Tuesday, October 26, 2004

Education Gap between the Parties, and Alan Keyes: Oh Brother Where art Thou?

Just a quick link I wanted to share with you. It's from the Washington Post regarding the education gap between Dems and Reps--kinda interesting, and perhaps validates my point that Conservatives don't read? Better not push that one too far.

The second is about the Republican party abandoning Alan Keyes, who is losing the Chicago race by a whopping 51 points. 51 points! I guess Obama must be happy that the GOP only has 2 blacks--what? Was J.C. Watts busy?

http://www.washingtonpost.com/wp-dyn/articles/A57582-2004Oct23.html?sub=new

The Gap Between Closed Minds
By Dana Milbank

Sunday, October 24, 2004; Page A04

This past week brought confirmation that Bush and Kerry supporters live in alternate universes. The Program on International Policy Attitudes, affiliated with the University of Maryland, released a poll finding that supporters of President Bush and Democrat John F. Kerry were divided not just by their views but also by the facts:
A majority of Bush supporters, 72 percent, believed that Iraq possessed prohibited weapons or had a major weapons of mass destruction program, compared with 26 percent of Kerry supporters who held such beliefs. A majority of Bush supporters also believed experts agree that Iraq possessed banned weapons just before the war, and that U.S. weapons inspector Charles A. Duelfer concluded that Iraq held prohibited arms or ran major programs. In fact, Duelfer and the others who have probed the matter found neither weapons of mass destruction nor major programs for producing them.

On al Qaeda's ties to Iraq, similarly, 75 percent of Bush supporters believed that Iraq either gave al Qaeda "substantial support" or direct involvement in the Sept. 11, 2001, attacks; 30 percent of Kerry supporters held these views. A majority of Bush supporters believed the 9/11 commission backed them up on these beliefs, although the panel found no cooperation between the two, only some contacts.

The PIPA poll also found that 31 percent of Bush supporters believed the majority of people in the world opposed the U.S.-led war in Iraq, compared with 74 percent of Kerry supporters. Bush supporters also believed most of the world favors Bush's reelection. PIPA, analyzing these results, found a "tendency of Bush supporters to ignore dissonant information."

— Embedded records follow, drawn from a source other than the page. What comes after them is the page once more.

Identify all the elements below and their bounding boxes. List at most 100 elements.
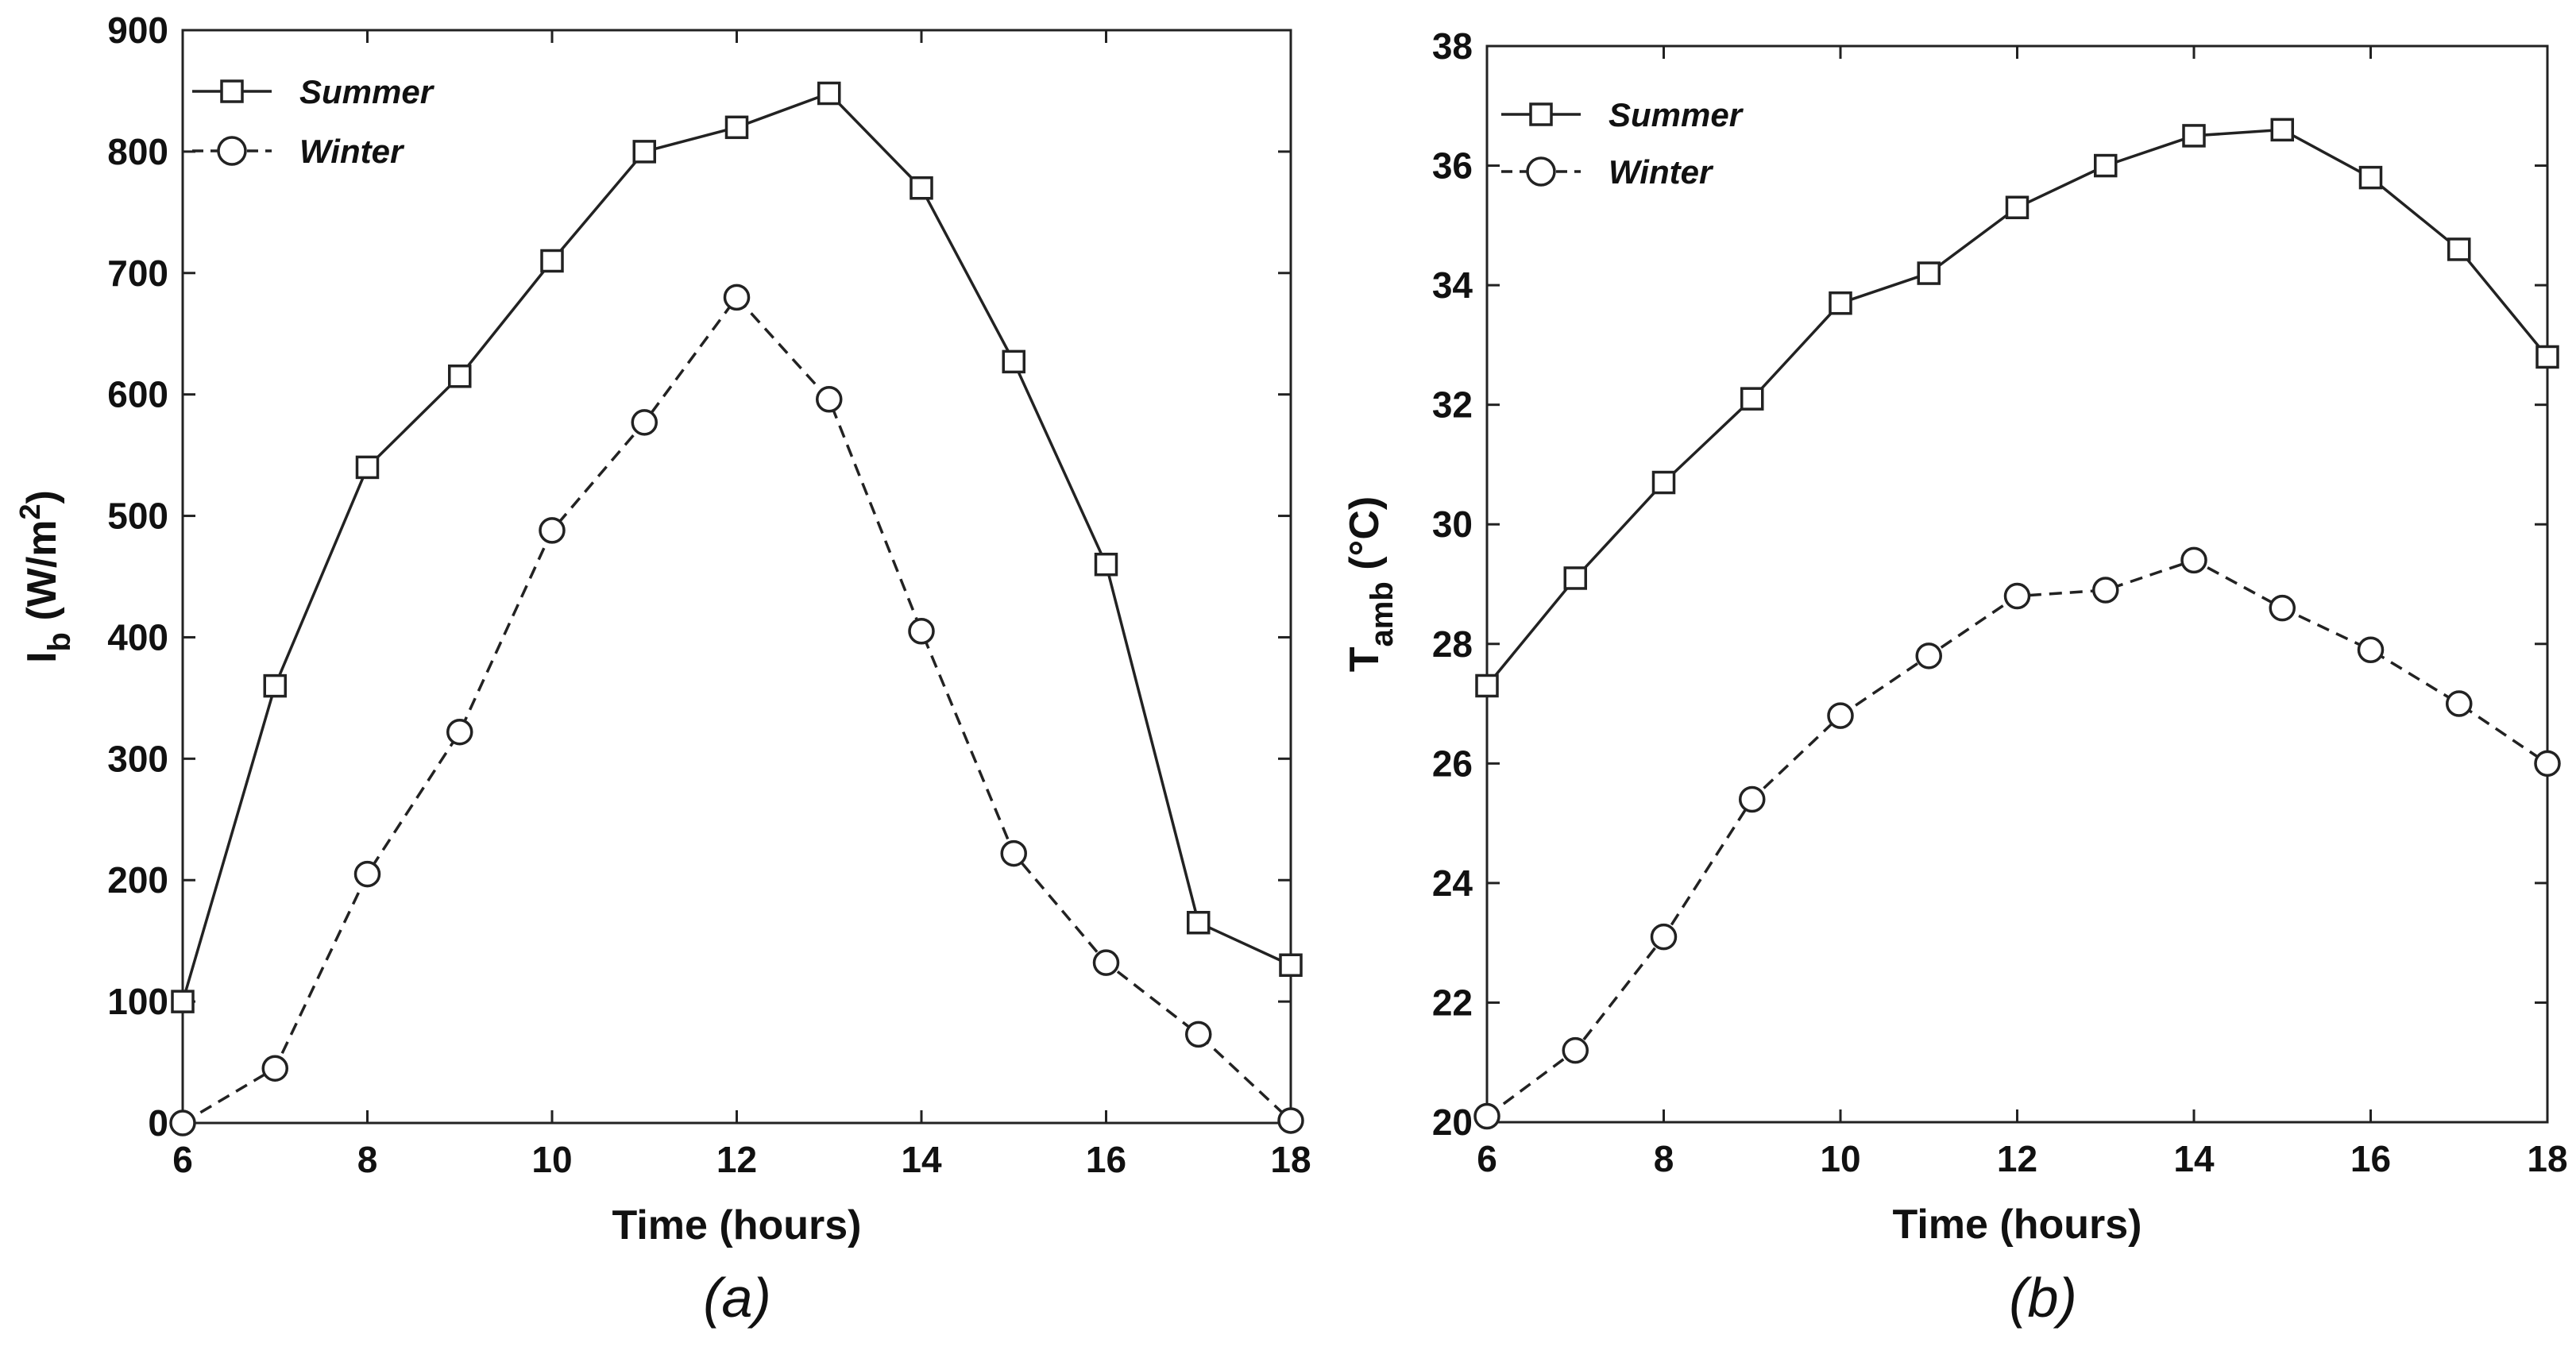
data-point-summer — [632, 140, 656, 164]
y-tick-label: 32 — [1432, 384, 1473, 426]
series-line-winter — [1485, 558, 2548, 1117]
y-tick-label: 300 — [107, 738, 168, 779]
data-point-summer — [171, 990, 195, 1013]
data-point-summer — [910, 176, 933, 200]
data-point-winter — [2092, 577, 2119, 604]
y-tick-label: 24 — [1432, 862, 1473, 904]
data-point-winter — [631, 409, 658, 436]
x-tick-label: 16 — [1086, 1139, 1126, 1180]
legend-square-marker — [1529, 102, 1553, 126]
data-point-winter — [539, 517, 566, 544]
y-tick-label: 28 — [1432, 623, 1473, 665]
data-point-winter — [1000, 839, 1027, 867]
data-point-winter — [2357, 636, 2385, 664]
y-tick-label: 36 — [1432, 145, 1473, 187]
data-point-winter — [2269, 594, 2296, 622]
x-tick-label: 10 — [531, 1139, 572, 1180]
data-point-summer — [1917, 261, 1941, 285]
y-tick-label: 800 — [107, 131, 168, 172]
data-point-summer — [263, 673, 287, 698]
data-point-summer — [355, 455, 380, 480]
x-axis-label: Time (hours) — [612, 1202, 862, 1248]
x-tick-label: 12 — [716, 1139, 757, 1180]
panel-caption: (b) — [2009, 1267, 2077, 1329]
data-point-winter — [261, 1055, 288, 1082]
data-point-winter — [816, 386, 843, 413]
data-point-summer — [2358, 165, 2383, 190]
legend-label-summer: Summer — [299, 73, 435, 110]
data-point-summer — [1094, 552, 1118, 577]
x-tick-label: 10 — [1820, 1138, 1860, 1179]
x-tick-label: 8 — [1654, 1138, 1674, 1179]
data-point-summer — [1475, 673, 1499, 698]
data-point-summer — [448, 364, 472, 388]
y-axis-label-unit: (°C) — [1342, 496, 1388, 581]
data-point-winter — [723, 284, 751, 311]
legend-label-winter: Winter — [299, 133, 405, 170]
y-tick-label: 34 — [1432, 264, 1473, 306]
data-point-summer — [2535, 345, 2559, 369]
panel-a-irradiance-chart: 6 8 10 12 14 16 18 0 100 200 300 400 500 600 700 800 900… — [14, 10, 1311, 1329]
data-point-winter — [1092, 949, 1120, 976]
y-tick-label: 700 — [107, 253, 168, 294]
x-tick-label: 16 — [2350, 1138, 2391, 1179]
data-point-winter — [1650, 923, 1678, 951]
y-tick-label: 100 — [107, 981, 168, 1022]
x-tick-label: 6 — [1477, 1138, 1497, 1179]
y-tick-label: 200 — [107, 859, 168, 901]
data-point-summer — [1002, 349, 1025, 374]
data-point-summer — [2005, 195, 2030, 219]
y-axis-label-main: I — [19, 651, 65, 662]
panel-caption: (a) — [703, 1267, 771, 1329]
y-tick-label: 22 — [1432, 982, 1473, 1023]
legend-square-marker — [220, 79, 244, 103]
y-tick-label: 500 — [107, 496, 168, 537]
y-axis-label: Tamb (°C) — [1342, 496, 1400, 672]
y-tick-label: 0 — [148, 1102, 168, 1144]
data-point-summer — [1187, 910, 1211, 935]
data-point-summer — [540, 249, 564, 273]
data-point-winter — [1915, 642, 1942, 669]
data-point-winter — [1277, 1107, 1304, 1134]
x-tick-label: 6 — [172, 1139, 193, 1180]
y-tick-label: 30 — [1432, 504, 1473, 545]
data-point-winter — [1185, 1021, 1212, 1048]
data-point-winter — [2003, 582, 2031, 610]
y-tick-label: 900 — [107, 10, 168, 51]
y-axis-label-subscript: amb — [1365, 581, 1400, 646]
data-point-winter — [1827, 702, 1854, 729]
y-axis-label-subscript: b — [42, 632, 77, 651]
y-axis-label-unit: (W/m — [19, 519, 65, 632]
data-point-summer — [2182, 124, 2206, 148]
data-point-summer — [2094, 153, 2118, 178]
data-point-winter — [2534, 750, 2561, 778]
y-axis-label-unit-close: ) — [19, 490, 65, 504]
y-tick-label: 20 — [1432, 1102, 1473, 1143]
x-tick-label: 14 — [901, 1139, 942, 1180]
data-point-summer — [817, 81, 841, 106]
legend-circle-marker — [1526, 156, 1556, 187]
data-point-winter — [446, 718, 473, 746]
data-point-winter — [2446, 690, 2473, 717]
y-tick-label: 38 — [1432, 25, 1473, 67]
series-line-summer — [181, 91, 1292, 1002]
x-tick-label: 12 — [1997, 1138, 2037, 1179]
data-point-summer — [1651, 470, 1676, 495]
data-point-summer — [1829, 291, 1852, 315]
panel-b-ambient-temperature-chart: 6 8 10 12 14 16 18 20 22 24 26 28 30 32 34 36 38 Time (ho… — [1342, 25, 2568, 1329]
data-point-summer — [2447, 237, 2471, 261]
x-tick-label: 8 — [357, 1139, 378, 1180]
y-axis-label-main: T — [1342, 646, 1388, 672]
y-tick-label: 600 — [107, 374, 168, 415]
data-point-summer — [1740, 387, 1764, 411]
y-tick-label: 26 — [1432, 743, 1473, 784]
x-tick-label: 18 — [1270, 1139, 1311, 1180]
x-tick-label: 14 — [2173, 1138, 2215, 1179]
data-point-summer — [724, 115, 749, 140]
data-point-winter — [1562, 1036, 1589, 1064]
x-axis-label: Time (hours) — [1893, 1202, 2142, 1248]
data-point-summer — [2270, 118, 2294, 142]
plot-frame — [181, 29, 1292, 1125]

Bush and Kerry supporters agreed on a couple of things. Majorities of both said the Bush administration continues to say that Iraq possessed prohibited weapons just before the war, and that the United States has found clear evidence that Saddam Hussein worked closely with al Qaeda. http://www.pipa.org/

Another polling outfit, SurveyUSA, has found a broad "education gap" between Bush and Kerry supporters. Nationwide, those who attended graduate school are 11 percentage points more Democratic than those who did not attend college. The gap is largest in Maryland, where it's 38 percent. http://www.surveyusa.com/Scorecards/2004EducationGap101804.html

One Picture Is Worth Ten Thousand Birds

Why does Mike McCurry keep reading the stage directions aloud?

The Bush campaign has a firm rule: Don't talk about "the process" of politics, because that only results in unflattering stories. But McCurry, the former Clinton press secretary and now Kerry adviser, speaks freely about the motives behind Kerry's words and actions.

"What we're trying to do in all of these speeches is follow the frame that you've been hearing in over the last several days, that there is hope for the middle class if you can look at John Kerry as the guy who's going to fight for you," McCurry volunteered last week. And: "We have got to press as hard as we can in this coming week to define that choice."

McCurry may have pulled the curtains back too far when he said that Kerry was going goose hunting on Thursday, not just for pleasure or sport but to show a "personal dimension" of Kerry, who has "likability" problems. "We want people to have a better sense of John Kerry the guy." This, naturally, produced a round of stories less about Kerry's hunting trip than about how the campaign was trying to make Kerry look like a regular guy -- and a memorable Bush quip: "He can run -- he can even run in camo -- but he cannot hide."

Giving Obama the Keyes to Victory

These have not been the best of times for Alan Keyes, the perennial presidential hopeful who is now the GOP candidate for the Senate in Illinois. The most recent poll by the Chicago Tribune shows him trailing Democrat Barack Obama by an incredible 51 percentage points. National Republicans have kept their distance, particularly since Keyes disparaged Vice President Cheney's daughter.

Now it seems even the Illinois GOP is cutting Keyes loose. The Tribune reports that he was left off a state party mailer -- "Your 2004 Republican Team" -- listing every candidate from Bush to the state legislature. The state party spokesman said no snub was intended because "the Keyes campaign is doing its own thing."